According to a report released yesterday by security firm Check Point, devices that utilized Amazon’s Alexa assistant were at risk of having their device hijacked by hackers until recently. As the report lays it out, a hypothetical hacker would first generate a malicious link disguised as a simple Amazon link and send it out to their potential victims. If someone were to click on this malicious link, the hacker would gain access to an associated Alexa’s list of “skills,” or the various phrases that Alexa recognizes and responds to. The hacker could then delete a common phrase and action combo and replace it with an attack app that siphons information. The next time the victim attempts to activate that particular function in Alexa, the hacker’s attack app would be activated instead and begin stealing data. In addition to accessing Alexa’s skills, the hacker would also gain access to Alexa’s command log, which records anything the user has said, which could contain sensitive information.

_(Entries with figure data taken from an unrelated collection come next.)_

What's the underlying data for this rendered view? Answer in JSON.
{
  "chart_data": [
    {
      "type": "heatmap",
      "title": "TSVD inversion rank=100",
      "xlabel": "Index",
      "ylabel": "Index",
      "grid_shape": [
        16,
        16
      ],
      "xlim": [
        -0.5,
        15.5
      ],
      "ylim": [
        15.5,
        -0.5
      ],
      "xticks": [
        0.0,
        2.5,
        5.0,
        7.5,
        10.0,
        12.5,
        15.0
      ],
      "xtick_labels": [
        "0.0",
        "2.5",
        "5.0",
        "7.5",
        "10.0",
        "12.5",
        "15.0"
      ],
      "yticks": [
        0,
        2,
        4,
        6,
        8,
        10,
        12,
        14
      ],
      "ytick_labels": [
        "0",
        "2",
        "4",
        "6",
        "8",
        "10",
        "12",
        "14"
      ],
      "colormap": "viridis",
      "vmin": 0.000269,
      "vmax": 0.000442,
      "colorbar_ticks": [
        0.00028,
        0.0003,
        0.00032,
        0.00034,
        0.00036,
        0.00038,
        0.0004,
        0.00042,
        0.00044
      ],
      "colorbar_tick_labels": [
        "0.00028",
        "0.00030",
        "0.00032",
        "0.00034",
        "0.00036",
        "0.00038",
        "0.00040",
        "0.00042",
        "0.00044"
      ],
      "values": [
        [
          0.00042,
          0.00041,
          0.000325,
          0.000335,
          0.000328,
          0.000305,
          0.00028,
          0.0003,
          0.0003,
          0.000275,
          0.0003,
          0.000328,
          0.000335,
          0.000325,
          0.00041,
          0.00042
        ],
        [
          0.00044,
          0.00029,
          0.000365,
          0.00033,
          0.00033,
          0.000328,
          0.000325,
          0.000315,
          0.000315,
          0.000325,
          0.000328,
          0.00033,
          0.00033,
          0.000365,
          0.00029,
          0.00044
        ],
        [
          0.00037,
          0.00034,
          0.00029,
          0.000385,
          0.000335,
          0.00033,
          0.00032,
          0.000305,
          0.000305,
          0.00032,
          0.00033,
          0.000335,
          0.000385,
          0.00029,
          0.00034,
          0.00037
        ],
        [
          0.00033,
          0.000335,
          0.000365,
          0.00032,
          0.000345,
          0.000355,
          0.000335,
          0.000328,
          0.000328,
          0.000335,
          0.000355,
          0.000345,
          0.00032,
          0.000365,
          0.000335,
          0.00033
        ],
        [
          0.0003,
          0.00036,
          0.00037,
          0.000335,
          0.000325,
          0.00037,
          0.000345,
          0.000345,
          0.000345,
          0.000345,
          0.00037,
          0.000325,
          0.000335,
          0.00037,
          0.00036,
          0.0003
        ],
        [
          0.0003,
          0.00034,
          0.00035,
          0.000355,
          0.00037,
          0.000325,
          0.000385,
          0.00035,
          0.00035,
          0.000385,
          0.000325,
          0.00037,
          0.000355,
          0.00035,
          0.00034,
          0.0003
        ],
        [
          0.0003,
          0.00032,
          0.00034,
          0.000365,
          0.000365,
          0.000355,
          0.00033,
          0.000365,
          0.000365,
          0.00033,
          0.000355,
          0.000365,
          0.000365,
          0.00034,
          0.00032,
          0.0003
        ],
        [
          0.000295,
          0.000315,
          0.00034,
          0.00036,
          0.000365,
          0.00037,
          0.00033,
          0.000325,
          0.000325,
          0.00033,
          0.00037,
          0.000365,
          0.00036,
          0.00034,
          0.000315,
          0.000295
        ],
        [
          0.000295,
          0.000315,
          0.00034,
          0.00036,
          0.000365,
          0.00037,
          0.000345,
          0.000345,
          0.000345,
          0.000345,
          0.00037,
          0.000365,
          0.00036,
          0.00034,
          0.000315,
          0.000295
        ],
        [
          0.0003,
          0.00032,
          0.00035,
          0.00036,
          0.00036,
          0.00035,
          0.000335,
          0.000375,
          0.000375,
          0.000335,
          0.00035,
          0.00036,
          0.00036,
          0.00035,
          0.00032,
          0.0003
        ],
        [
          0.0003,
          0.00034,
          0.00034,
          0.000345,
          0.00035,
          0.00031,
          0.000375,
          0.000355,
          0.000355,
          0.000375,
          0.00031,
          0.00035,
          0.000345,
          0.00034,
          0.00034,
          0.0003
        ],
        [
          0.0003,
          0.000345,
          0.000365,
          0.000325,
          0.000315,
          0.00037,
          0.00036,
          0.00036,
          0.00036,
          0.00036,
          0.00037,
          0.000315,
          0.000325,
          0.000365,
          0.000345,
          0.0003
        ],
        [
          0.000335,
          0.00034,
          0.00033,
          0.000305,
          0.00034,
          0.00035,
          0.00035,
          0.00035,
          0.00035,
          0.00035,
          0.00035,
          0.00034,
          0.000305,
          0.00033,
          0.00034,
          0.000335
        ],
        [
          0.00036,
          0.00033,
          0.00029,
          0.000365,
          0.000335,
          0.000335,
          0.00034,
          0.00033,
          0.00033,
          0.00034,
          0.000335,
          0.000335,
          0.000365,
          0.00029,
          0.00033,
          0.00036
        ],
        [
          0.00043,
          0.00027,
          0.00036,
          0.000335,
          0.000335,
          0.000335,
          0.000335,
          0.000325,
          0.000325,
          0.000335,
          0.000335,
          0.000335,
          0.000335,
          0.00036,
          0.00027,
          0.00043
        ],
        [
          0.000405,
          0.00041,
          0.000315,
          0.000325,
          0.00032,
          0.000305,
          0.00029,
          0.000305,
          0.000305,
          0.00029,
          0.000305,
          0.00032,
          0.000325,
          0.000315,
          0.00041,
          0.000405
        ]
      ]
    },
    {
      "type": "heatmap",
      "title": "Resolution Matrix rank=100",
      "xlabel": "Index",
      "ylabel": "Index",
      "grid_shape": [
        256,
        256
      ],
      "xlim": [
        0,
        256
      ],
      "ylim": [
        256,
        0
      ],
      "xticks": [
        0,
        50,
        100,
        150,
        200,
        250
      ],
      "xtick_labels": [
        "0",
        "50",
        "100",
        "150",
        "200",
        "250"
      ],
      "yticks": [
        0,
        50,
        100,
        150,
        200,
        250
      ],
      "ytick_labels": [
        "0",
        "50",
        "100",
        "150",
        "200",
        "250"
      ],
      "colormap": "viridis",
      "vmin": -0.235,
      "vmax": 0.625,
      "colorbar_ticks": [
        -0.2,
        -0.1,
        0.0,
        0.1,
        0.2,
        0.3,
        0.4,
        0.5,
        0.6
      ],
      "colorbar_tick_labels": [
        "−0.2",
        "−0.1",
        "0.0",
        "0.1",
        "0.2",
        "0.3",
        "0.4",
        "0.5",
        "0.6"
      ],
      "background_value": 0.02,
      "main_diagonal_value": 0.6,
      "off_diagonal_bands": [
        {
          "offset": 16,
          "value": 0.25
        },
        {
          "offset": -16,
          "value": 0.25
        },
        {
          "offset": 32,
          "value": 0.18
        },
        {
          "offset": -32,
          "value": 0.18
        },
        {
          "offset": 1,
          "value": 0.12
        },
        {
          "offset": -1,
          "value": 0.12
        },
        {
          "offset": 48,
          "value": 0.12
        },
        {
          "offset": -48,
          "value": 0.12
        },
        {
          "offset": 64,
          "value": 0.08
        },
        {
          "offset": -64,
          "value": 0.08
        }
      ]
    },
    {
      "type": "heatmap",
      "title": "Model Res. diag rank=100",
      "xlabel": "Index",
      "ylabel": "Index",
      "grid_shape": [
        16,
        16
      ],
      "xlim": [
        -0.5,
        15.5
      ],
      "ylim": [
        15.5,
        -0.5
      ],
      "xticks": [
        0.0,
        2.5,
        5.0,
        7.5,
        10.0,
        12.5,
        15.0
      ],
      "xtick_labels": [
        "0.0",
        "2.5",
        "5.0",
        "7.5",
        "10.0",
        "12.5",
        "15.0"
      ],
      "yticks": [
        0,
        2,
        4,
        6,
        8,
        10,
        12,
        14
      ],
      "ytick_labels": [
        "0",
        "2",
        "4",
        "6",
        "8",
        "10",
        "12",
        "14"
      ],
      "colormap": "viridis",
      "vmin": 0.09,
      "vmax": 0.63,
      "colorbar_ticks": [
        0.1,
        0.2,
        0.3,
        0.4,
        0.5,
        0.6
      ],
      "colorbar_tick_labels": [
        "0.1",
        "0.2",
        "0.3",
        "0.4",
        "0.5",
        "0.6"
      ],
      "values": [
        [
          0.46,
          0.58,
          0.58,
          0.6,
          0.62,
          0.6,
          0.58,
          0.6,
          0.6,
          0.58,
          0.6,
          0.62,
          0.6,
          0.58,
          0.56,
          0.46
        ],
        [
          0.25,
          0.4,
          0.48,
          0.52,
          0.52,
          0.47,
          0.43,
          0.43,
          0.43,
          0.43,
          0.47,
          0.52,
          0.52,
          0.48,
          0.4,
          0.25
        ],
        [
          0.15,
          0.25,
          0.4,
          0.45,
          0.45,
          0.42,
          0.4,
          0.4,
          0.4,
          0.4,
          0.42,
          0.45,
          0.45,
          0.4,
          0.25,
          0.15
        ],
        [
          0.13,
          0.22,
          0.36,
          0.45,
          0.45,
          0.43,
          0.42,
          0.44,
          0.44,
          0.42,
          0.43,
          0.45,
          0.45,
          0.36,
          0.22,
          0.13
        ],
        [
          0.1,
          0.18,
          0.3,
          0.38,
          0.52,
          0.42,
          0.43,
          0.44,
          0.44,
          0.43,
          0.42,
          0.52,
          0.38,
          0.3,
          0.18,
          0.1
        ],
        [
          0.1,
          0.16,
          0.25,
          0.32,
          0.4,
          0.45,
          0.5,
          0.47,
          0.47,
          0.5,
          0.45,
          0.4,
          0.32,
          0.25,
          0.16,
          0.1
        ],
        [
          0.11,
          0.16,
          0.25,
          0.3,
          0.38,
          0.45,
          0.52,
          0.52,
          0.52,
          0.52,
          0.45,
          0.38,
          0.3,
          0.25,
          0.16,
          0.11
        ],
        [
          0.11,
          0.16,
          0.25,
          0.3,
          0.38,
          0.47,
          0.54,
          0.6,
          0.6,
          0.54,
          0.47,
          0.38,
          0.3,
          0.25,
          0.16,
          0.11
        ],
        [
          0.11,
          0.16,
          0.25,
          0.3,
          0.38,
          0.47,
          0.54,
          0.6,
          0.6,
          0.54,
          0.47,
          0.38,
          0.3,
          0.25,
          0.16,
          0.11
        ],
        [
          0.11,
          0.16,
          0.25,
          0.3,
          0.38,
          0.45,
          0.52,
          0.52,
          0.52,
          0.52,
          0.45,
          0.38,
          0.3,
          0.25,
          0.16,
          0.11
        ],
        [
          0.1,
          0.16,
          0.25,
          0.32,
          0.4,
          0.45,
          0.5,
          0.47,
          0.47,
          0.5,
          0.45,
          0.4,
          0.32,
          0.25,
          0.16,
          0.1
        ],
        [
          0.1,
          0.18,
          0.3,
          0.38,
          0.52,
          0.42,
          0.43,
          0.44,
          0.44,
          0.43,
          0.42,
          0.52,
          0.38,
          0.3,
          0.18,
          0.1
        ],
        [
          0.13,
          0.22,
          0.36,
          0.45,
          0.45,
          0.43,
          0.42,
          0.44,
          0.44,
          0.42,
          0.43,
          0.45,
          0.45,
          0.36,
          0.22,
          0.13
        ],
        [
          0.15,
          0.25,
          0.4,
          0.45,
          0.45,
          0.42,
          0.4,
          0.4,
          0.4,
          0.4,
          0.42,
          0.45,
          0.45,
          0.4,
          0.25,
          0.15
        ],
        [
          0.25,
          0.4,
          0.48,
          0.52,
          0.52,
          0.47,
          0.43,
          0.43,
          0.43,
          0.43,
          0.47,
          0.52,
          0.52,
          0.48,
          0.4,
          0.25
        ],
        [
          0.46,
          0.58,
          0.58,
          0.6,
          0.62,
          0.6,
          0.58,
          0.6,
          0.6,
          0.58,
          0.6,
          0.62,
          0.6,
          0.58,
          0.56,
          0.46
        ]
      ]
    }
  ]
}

Thankfully, this flaw has already been dealt with. Check Point reported its existence to Amazon back in June, and it was swiftly patched.
“The security of our devices is a top priority, and we appreciate the work of independent researchers like Check Point who bring potential issues to us,” an Amazon spokesperson told The Hill. “We fixed this issue soon after it was brought to our attention, and we continue to further strengthen our systems. We are not aware of any cases of this vulnerability being used against our customers or of any customer information being exposed.”
Though the danger has passed, experts are still warning smart device users to be vigilant and careful with how they handle their data. As technology evolves, hacking evolves along with it, so make sure you’re on top of the latest fixes and patches.